Friday, April 3, 2009

Common Sense

This is a completely chicken-free post. Honest, it's vegetarian friendly!

From time to time people ask me to build stuff. Normally it's some kind of electronic device: something to control LED lighting, pan a videocamera, monitor the server room from their computer and print a schedule of when the door was opened or closed, whatever.

The thing is, I always go through the same process: what's the basic requirement? What are the subtasks to build the product? How long does each task take? How much will parts cost, etc. and out comes the notebook and a pen.
Then last night, during the latest iteration of this, it occurred to me that I should just write an application to let me play with the numbers and then spit out an estimate along with a schedule for the client, and a task list for me.

Sure, I can do it in Excel (side note: is there anything you can't do in Excel?), but a specific program to do this will be much more flexible. So I'm writing one.

So, dear readers, those of you working in job shops, painting houses, constructing barns, owners of janitorial service businesses, what are your quoting needs? If I'm going to the trouble of building this, I may as well make it useful to more than yours truly.

So please post or email with your suggestions. I will consider each seriously.

3 comments:

Anonymous said...

"Sure, I can do it in Excel (side note: is there anything you can't do in Excel?), but a specific program to do this will be much more flexible. "

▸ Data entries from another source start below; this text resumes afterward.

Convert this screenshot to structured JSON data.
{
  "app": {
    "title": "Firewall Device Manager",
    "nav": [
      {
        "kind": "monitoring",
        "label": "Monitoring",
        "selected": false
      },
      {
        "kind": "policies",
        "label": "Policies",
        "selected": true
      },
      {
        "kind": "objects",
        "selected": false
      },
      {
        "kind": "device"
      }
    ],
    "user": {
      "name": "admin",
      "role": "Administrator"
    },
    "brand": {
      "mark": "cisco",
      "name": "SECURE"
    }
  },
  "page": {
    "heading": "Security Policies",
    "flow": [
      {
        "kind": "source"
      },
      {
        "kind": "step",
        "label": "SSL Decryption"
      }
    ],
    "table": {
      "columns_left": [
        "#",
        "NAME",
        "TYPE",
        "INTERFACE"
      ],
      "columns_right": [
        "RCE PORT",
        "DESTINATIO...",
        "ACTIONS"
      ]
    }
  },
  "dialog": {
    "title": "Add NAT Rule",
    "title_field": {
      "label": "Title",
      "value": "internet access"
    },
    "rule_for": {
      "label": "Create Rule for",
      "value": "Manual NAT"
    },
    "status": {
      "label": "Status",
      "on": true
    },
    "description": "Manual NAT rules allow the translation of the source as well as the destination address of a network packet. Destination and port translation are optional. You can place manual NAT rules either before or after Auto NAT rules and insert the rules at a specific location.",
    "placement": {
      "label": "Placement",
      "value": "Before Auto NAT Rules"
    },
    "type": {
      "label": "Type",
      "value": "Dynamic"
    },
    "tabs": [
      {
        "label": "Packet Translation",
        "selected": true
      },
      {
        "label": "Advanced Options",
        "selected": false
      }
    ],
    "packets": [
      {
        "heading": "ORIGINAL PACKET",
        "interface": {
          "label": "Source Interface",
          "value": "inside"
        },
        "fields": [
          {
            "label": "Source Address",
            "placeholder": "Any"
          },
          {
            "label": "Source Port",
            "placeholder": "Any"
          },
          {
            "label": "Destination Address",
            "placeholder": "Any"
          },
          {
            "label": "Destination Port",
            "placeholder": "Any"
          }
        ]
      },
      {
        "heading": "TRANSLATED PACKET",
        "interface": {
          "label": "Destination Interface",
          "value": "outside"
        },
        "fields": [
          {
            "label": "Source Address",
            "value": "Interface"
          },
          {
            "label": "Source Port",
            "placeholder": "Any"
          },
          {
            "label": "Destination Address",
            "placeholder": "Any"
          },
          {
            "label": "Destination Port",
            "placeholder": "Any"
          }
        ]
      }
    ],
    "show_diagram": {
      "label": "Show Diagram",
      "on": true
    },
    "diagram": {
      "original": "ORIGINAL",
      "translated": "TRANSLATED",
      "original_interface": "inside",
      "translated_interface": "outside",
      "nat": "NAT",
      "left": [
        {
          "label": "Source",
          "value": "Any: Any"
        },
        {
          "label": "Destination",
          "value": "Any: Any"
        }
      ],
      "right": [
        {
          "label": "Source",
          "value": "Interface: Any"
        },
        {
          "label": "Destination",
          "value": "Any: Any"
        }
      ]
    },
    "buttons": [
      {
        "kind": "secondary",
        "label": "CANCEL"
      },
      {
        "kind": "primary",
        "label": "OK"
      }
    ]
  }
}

Ermm, Are you really sure? Although it might mean making a new model each time, or at least tweaking an old one, can a programmed model ever be more flexible than a spreadsheet (or series of, Excel or otherwise...)?!

lyndon said...

Thanks for the correction. I should have said "efficient" not flexible. I find purpose built software more productive than spreadsheets. My problem with spreadsheets is that they make me think too hard :-)

Laura said...

We build speech enabled apps. To estimate projects, I use an Excel spreadsheet. So much per dialog (question/answer pair or statement), so much per prompt to record, so much per data look up by web service or otherwise, so much per CDR (call detail record for billing) etc.
New items are weighted heavier, changes/deletions are weighted lighter. Project specific miscellany has to be added manually. That is the only real limitation.

It makes for a quick RFP turnaround.